Everything fits on an RTX 4050 / 6 GB VRAM laptop:
- CARLA server (Low quality, Town10HD): ~3 GB
- YOLOv8s fp16 inference: ~0.04 GB
- RGB camera + tracker: ~0.2 GB
Total steady state ~4.2 GB. Room for a heavier detector or a second sensor inside the 5.5 GB NFR-03 ceiling.
- docs/REQUIREMENTS.md — functional + non-functional requirements with per-item status (✅ / 🔨 / ⬜ / ⛔ / ⚠)

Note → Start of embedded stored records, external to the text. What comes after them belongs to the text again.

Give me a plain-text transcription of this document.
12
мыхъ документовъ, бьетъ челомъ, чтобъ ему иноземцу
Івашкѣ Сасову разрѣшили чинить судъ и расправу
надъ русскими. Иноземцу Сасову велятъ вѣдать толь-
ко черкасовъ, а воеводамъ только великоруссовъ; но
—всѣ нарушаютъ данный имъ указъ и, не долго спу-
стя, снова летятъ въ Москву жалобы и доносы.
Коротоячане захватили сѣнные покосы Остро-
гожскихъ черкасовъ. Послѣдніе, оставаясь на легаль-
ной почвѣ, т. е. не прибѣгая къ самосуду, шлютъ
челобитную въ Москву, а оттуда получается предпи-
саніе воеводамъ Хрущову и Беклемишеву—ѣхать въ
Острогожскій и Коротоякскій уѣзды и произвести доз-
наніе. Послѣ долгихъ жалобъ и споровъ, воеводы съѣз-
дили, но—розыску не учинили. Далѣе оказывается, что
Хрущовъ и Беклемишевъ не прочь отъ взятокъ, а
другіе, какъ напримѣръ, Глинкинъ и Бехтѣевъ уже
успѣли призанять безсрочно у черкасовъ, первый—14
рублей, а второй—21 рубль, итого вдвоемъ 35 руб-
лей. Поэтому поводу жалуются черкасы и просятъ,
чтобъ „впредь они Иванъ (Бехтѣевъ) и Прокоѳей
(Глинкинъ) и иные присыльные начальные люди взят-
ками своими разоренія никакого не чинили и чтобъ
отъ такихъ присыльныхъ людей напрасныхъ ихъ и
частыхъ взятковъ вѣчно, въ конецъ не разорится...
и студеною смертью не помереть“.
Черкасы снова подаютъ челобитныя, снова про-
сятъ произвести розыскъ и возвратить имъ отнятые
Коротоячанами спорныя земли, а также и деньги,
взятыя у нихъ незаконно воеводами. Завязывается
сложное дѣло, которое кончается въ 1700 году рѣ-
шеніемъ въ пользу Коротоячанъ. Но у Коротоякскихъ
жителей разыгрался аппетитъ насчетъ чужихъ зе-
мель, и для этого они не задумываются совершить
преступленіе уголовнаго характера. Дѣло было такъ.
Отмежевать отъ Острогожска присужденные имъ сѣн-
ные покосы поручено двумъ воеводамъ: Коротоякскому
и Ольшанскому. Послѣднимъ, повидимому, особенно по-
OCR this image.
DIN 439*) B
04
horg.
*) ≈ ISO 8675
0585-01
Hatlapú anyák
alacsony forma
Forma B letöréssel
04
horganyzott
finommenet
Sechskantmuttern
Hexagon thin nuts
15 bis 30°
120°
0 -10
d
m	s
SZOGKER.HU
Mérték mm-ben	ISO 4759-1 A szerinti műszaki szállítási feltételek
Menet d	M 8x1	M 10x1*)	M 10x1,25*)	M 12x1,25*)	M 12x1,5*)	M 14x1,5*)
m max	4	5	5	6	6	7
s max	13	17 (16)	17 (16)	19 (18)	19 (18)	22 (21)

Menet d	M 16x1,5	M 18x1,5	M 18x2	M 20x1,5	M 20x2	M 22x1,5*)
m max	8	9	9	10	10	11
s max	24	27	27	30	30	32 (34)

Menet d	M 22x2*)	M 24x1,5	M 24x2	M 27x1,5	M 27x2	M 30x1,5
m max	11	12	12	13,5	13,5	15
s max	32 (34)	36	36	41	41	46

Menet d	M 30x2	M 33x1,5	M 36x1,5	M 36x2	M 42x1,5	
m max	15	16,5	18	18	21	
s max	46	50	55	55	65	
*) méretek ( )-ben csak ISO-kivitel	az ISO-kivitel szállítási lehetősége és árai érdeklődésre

- docs/design.md — architecture + design log (D-01..D-12) capturing the decisions that shaped the codebase
- docs/progress.md — live experiment + PR log; the fastest way to see what happened and what's next
- docs/carla_caveats.md — 18 CARLA 0.9.16 pitfalls surfaced during development (sync mode, TM determinism, Docker/GPU, destroy order, dual-sensor segfault, …)
- docs/literature_survey.md — academic references grounding the detection, tracking, re-ID, and search components
make help # list every target with a description
make status # container + CARLA health + GPU utilisation
make test # pytest
make lint # ruff
make app # run Mission v0 → http://localhost:5000
make down # stop all containers
- Commit style: focused, one logical unit per commit, no AI-authored footers.
- Experiments (
scripts/NN_*.py) are frozen at10b; further development happens insideskycop/per the pivot recorded in progress.md. - CARLA server uses ~3 GB VRAM when running.
docker compose stop carla-serverbetween sessions to save thermals.